Macedo founded and wrote for a large number of journals, and the tone and temper of these and his political pamphlets induced his leading biographer to name him the chief libeller of Portugal, though at the time his jocular and satirical style gained him popular favor. An extreme adherent of absolutism, he expended all his powers of invective against the Constitutionalists, and advocated a general massacre of the opponents of the Miguelist régime. Notwithstanding his priestly office and old age, he continued his aggressive journalistic campaign, until his own party, feeling that he was damaging the cause by his excesses, threatened him with proceedings, which caused him in 1829 to resign the post of censor of books for the Ordinary, to which he had been appointed in 1824.
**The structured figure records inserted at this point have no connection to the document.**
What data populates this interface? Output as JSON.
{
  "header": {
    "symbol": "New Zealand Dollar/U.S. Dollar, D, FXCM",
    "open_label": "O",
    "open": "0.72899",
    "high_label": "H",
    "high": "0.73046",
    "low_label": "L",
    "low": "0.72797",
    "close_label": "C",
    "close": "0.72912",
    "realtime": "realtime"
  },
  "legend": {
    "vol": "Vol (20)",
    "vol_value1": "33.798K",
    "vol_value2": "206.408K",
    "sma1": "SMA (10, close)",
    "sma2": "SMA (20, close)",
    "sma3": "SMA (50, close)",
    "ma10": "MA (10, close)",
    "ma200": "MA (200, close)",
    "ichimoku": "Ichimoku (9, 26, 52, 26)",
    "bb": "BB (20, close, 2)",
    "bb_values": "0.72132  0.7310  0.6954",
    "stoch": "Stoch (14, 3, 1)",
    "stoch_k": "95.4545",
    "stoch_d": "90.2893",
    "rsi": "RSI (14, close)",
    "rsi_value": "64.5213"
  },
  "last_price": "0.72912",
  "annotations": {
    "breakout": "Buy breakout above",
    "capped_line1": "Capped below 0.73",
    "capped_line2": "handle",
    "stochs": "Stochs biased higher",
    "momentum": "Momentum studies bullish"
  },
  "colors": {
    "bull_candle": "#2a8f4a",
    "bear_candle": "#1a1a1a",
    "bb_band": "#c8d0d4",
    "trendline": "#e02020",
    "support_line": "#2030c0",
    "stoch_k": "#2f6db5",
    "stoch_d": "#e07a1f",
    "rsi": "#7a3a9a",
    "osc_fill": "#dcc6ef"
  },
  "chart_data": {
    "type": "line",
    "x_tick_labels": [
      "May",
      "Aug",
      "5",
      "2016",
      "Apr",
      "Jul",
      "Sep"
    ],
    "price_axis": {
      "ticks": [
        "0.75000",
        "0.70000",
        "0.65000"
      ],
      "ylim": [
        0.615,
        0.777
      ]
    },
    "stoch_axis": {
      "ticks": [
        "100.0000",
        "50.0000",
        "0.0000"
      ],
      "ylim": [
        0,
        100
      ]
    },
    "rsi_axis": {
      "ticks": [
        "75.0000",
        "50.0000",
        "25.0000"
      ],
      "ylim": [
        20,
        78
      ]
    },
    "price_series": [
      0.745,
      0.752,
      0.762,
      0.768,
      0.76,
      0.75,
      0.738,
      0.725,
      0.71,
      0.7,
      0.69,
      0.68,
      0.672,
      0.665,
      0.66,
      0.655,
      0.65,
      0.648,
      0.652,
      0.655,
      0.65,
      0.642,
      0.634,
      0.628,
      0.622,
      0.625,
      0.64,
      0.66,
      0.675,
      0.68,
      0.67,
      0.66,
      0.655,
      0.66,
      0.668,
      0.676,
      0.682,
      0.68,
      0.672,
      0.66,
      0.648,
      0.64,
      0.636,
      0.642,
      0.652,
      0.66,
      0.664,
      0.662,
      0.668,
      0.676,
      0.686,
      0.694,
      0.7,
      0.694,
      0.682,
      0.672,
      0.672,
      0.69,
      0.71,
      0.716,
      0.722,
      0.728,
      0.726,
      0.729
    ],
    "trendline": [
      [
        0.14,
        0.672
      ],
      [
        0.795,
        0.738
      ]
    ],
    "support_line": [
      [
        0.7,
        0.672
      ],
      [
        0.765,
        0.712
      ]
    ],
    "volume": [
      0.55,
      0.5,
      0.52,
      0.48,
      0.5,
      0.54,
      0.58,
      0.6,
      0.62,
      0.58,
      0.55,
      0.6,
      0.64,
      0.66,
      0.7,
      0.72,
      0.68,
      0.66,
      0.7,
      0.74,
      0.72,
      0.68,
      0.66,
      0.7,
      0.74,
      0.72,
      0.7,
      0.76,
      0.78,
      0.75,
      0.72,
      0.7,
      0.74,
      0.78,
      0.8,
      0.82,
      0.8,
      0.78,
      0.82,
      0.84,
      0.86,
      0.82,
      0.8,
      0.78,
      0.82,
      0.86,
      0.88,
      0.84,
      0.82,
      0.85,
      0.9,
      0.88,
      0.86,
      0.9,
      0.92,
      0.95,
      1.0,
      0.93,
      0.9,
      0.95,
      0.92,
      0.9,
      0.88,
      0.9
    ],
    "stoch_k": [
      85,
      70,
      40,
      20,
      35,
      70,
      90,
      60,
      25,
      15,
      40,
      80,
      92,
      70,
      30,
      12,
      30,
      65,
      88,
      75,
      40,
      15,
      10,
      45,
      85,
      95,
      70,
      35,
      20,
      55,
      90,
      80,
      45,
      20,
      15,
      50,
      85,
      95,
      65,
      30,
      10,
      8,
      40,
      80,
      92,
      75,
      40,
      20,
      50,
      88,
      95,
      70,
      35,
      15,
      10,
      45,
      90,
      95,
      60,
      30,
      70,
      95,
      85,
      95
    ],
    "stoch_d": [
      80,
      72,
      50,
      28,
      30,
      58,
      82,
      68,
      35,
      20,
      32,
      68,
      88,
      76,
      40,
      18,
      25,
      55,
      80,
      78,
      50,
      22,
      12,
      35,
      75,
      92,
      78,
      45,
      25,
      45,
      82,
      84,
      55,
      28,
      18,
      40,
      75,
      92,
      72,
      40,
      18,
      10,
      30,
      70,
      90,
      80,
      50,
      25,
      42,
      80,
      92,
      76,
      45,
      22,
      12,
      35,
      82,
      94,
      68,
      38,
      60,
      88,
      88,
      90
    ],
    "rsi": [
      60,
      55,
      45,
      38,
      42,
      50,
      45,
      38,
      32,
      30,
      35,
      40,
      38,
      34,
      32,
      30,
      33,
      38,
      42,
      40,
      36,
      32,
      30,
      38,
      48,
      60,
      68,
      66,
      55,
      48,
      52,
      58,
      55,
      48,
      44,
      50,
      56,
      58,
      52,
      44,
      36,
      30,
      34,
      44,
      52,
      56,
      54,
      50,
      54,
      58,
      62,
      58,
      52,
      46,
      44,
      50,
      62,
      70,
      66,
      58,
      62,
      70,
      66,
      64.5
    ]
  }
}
When he died in 1831 he left behind him many friends, a host of admirers, and a great but ephemeral literary reputation. His ambition to rank as the king of letters led to his famous conflict with Bocage, whose poem Pena de Taliao was perhaps the hardest blow Macedo ever received. His malignity reached its height in a satirical poem in six cantos, Os Burros (1812–1814), in which he pilloried by name men and women of all grades of society, living and dead, with the utmost licence of expression. His translation of the Odes of Horace, and his dramatic attempts, are only of value as evidence of the extraordinary versatility of the man, but his treatise, if his it be, A Demonstration of the Existence of God, at least proves his possession of very high mental powers. As a poet, his odes on Wellington and the emperor Alexander show true inspiration, and the poems of the same nature in his Lyra anacreontica, addressed to his mistress, have considerable merit.